Armin Papperger, patron du premier groupe d’armement allemand Rheinmetall, est devenu un personnage si central dans la défense allemande et les livraisons d’armes et de munitions à l’Ukraine qu’il est apparemment une cible pour Moscou. Selon une information la chaîne CNN, jeudi 11 juillet, la Russie aurait planifié d’assassiner le dirigeant, parmi d’autres cadres de l’industrie impliqués dans le soutien à Kiev. La chaîne américaine cite des sources proches des services secrets américains et occidentaux, qui auraient prévenu Berlin et M. Papperger.
Ni Rheinmetall ni le chancelier Olaf Scholz n’ont souhaité réagir, jeudi soir. La menace est inédite pour un patron qui est en train de faire de son groupe un industriel pivot dans l’industrie de la défense allemande et européenne. Début juillet, Rheinmetall a conclu une alliance qui consolide encore cette ambition : l’entreprise s’est alliée avec le géant de l’aéronautique et de la défense italien Leonardo dans une coentreprise pour développer des chars destinés à l’armée italienne, tout en visant également des débouchés européens. Cet accord est assorti d’une commande exceptionnelle de Rome de 20 milliards d’euros sur quinze ans, la plus grosse de l’histoire de Rheinmetall. En échange de quoi 60 % des pièces viendront d’Italie. Leonardo avait renoncé mi-juin à une coopération avec le franco-allemand KNDS.
Pour Rheinmetall, il s’agit de la troisième commande exceptionnelle en quelques semaines. Fin juin, le groupe de Düsseldorf avait signé avec l’armée allemande un contrat de 8,5 milliards d’euros pour la fabrication de munitions d’artillerie. Début juillet, l’industriel a remporté un autre contrat de 3,5 milliards d’euros pour des véhicules lourds de transport militaire.
Le développement du groupe depuis trois ans est sans équivalent : après une progression de son chiffre d’affaires de 12 % en 2023, à 7,2 milliards d’euros, l’entreprise de 34 000 salariés prévoit d’atteindre les 10 milliards d’euros en 2024. Son cours de Bourse a bondi de près de 400 % en cinq ans. Depuis mars 2023, il est coté au DAX, qui regroupe les quarante premières entreprises du pays présentes sur les marchés, une performance spectaculaire pour une entreprise longtemps jugée infréquentable par les investisseurs et les banques.
Le groupe de Düsseldorf profite bien sûr à plein de l’effort de réarmement qu’a déclenché l’agression russe en Ukraine.
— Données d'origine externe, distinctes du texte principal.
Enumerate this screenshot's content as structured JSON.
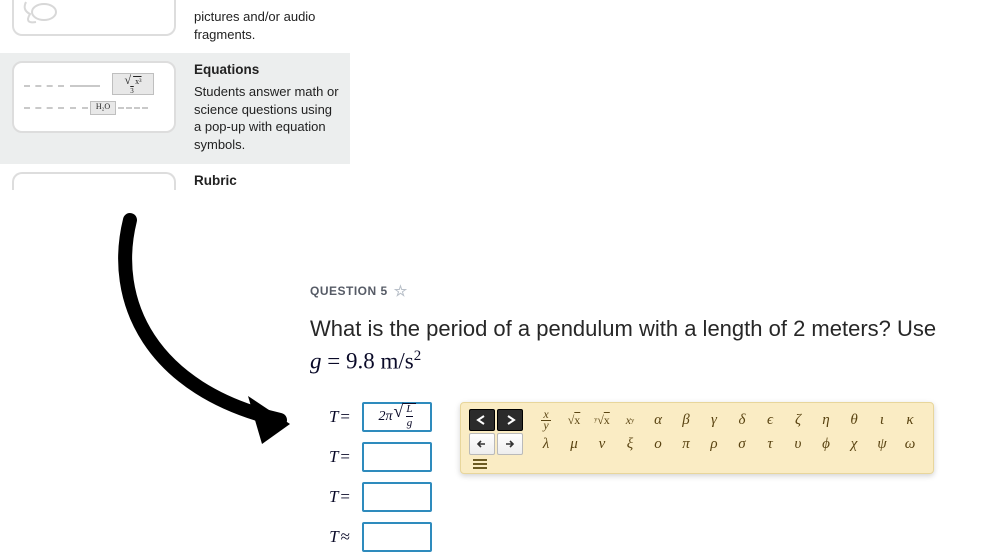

L’Allemagne, qui était très en retard dans ce domaine, est devenue un client privilégié. Selon ses estimations, Rheinmetall devrait engranger un tiers du fonds spécial de 100 milliards d’euros pour l’armée adopté par Berlin en février 2022, lors de l’annonce, par Olaf Scholz, de la « Zeitenwende » (« changement d’époque ») en matière de défense. Rheinmetall fait un effort particulier sur les munitions, qui manquent cruellement en Ukraine. Des investissements à hauteur de 1,3 milliard d’euros sont prévus pour augmenter les capacités de production dans plusieurs pays, dont l’Australie, la Roumanie, la Hongrie et surtout l’Ukraine, où une usine de véhicules blindés doit par ailleurs ouvrir dans les prochaines semaines.